Few serious training video games have been developed specifically to meet the needs of international development practitioners. Those made so far have been extremely costly. GRID is a social entrepreneurship venture. We have developed a framework to leverage the diverse skills of students, the insight of industry-leader mentors, and the in-depth knowledge of international development clients to create serious training games at a fraction of the traditional cost. Key innovations of the model include:
Demand-Driven games: GRID has a strategy of developing unique customized games for development agencies. By tapping our networks and with facilitation from our mentors, we identify challenges that can be simulated using interactive games and involve the agencies in the creation of relevant games.
Student Involvement in game development process: We tap the often-overlooked potential of students from the fields of Computer Sciences and International Affairs for game development and provide the incentive of enhanced CV value through internships/senior projects. This has three key benefits:
- Low cost of game development and value addition for students: Computer science students are always looking for engaging, meaningful projects for their capstones, and GRID provides them with exactly that kind of projects, along with mentorship and networking opportunities. This drives down the cost of game development and provides sustainable mechanisms for introducing games that can simulate development challenges.
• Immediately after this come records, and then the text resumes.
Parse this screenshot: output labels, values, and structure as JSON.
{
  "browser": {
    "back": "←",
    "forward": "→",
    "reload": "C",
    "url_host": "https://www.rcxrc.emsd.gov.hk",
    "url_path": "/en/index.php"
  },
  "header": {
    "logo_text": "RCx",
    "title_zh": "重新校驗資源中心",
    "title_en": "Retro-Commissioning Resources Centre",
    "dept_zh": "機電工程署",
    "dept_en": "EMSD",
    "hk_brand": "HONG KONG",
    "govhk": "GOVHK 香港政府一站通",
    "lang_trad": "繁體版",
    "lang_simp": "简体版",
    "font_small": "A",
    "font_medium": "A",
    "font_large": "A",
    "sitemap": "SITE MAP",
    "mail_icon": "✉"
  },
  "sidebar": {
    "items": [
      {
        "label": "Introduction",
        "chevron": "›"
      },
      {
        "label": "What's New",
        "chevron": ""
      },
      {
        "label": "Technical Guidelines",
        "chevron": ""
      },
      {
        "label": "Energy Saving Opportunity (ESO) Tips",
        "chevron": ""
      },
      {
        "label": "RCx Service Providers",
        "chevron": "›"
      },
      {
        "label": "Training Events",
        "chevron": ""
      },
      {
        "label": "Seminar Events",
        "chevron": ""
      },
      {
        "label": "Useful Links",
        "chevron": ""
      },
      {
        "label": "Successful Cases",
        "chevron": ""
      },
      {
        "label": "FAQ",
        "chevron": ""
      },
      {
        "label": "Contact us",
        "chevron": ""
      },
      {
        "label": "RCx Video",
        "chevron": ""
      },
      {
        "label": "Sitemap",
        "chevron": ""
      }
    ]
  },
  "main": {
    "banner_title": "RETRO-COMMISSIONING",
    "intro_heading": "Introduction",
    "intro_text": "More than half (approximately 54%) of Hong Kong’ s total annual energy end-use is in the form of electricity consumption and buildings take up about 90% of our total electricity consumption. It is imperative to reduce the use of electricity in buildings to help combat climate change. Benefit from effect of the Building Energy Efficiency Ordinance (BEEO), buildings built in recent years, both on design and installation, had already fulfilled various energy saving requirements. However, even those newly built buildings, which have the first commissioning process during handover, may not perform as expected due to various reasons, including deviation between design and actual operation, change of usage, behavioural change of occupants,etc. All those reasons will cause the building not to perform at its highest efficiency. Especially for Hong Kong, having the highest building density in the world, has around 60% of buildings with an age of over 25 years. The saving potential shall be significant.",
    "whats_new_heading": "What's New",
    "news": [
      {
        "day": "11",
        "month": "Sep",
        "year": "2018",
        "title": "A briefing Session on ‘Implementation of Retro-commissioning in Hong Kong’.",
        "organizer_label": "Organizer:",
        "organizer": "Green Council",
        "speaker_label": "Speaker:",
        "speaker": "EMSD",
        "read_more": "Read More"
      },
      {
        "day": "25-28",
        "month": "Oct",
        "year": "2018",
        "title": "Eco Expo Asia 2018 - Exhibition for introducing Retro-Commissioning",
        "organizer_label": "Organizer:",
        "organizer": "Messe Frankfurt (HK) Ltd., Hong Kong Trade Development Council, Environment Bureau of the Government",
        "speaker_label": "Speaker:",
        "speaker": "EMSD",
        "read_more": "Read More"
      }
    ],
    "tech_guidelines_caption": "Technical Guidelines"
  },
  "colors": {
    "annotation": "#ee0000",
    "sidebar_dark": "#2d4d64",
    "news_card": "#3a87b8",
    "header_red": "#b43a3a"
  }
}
- Capacity building of students: By engaging students who are aspiring to become development practitioners in the process of game development, we introduce a unique learning opportunity for students to interact with the client and understand the challenges that they face.
- Wide range of Skills: The GRID team, as well as its panel of mentors, consists of individuals from different backgrounds and with a unique area of value-addition each.
Quality Assurance: GRID realizes that student involvement may be perceived as a cause for a drop in quality and we have therefore developed quality assurance mechanisms within the core framework. Game development is supervised by a group of mentors that consists of programming and international development experts from World Bank, Google and Elliott School. These mentors not only facilitate the process of identifying demand but also provide extensive guidance for high quality games. Furthermore, through intensive client involvement in the game development process, we are able to draw on the wisdom of established development practitioners by pulling their knowledge into game form and ensuring we deliver relevant, meaningful games.
The team commits to developing 3 low-cost video games in one year to be introduced as online courses/workshop sessions for development practitioners. Based on pilot estimates (details below), each game is played by at least 150 individuals (average number of WB workshop participants) and with conservative estimates of one project per development practitioner and 1000 beneficiaries per project, the games will improve implementation of an estimated 450 development projects and impact at least 450,000 beneficiaries around the world. As global citizens, this is team GRID’s contribution to the journey towards ending poverty, their “Game” Plan 2030.